London Loop 18 and 19 – Enfield Lock to Chigwell

Teachers get ever younger, policemen get ever shorter – and so it seems do legs of the London Loop. As far as Enfield Lock, the average is seven miles; from Enfield Lock onwards, it drops to four and a half. So there’s a chance to accelerate the apparent pace, without actually going any faster at all.

There’s lots of water on this stretch, most of it artificial.  It crosses the River Lee Navigation and the River Lea decidedly non-navigation. It looks over the vast King George V Reservoir. Much later, it wraps round a flooded gravel pit before a stretch beside the River Roding. And where there is water, there are water fowl – a pair of swans with their cygnets, herons standing in the shallows, geese demonstrating axes of symmetry. My ornithology is somewhere between basic and non-existent, though, so I might be mis-identifying almost everything.
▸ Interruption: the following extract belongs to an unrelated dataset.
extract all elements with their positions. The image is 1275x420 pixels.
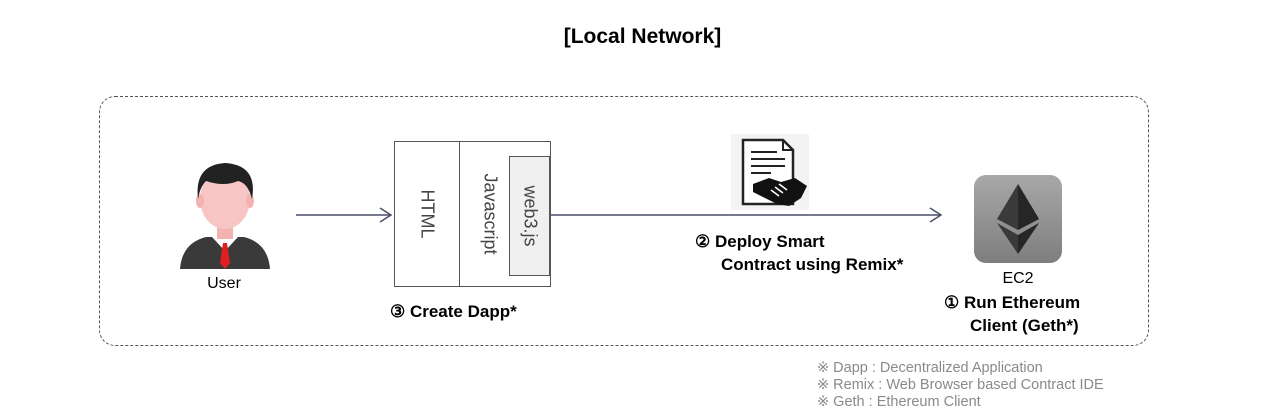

Walking on waterThe now-flooded gravel pit was apparently dug to provide material for building the M11, so presumably dates from the early 1970s. It seems that the Ordnance Survey has not yet caught up with this state of affairs, with rights of way continuing undeterred across the water. The lower map overlays the modern lake on the paths and river course on the OS 6″ map of 1897 (using the National Library of Scotland’s addictive tool) –Map overlay from which it’s obvious that the paths converge on a foot bridge which vanished a generation ago.

Update: August 2017 – Ordnance Survey have now partially corrected the map – and I have added a short post on what has and hasn’t been fixed.

Comparing the maps also shows that the short stretch of the River Roding which the route follows is also a modern artefact – before the pit was dug, the river looped to the west of the lake. So the picture below is a completely artificial by-product of building a motorway. I wouldn’t have guessed.

River Roding

There’s a circus on Chingford Plain. You can hear it long before you know what it might be, and long after it has become all too clear. Somewhere not far from there, there’s a barbecue, never seen but detectable over quite a distance. And then there is the building roar of the M11, which lasts so much longer than the few minutes spent walking across it.  The illusion shimmers again.

The final stretch offers a view back towards the city. The Shard stands tall, a little over ten miles away. Chigwell station provides the means of getting there – the station with the second smallest number of passengers on the underground, at a point where the Central line seems as acute a misnomer as the Northern line at Mordern.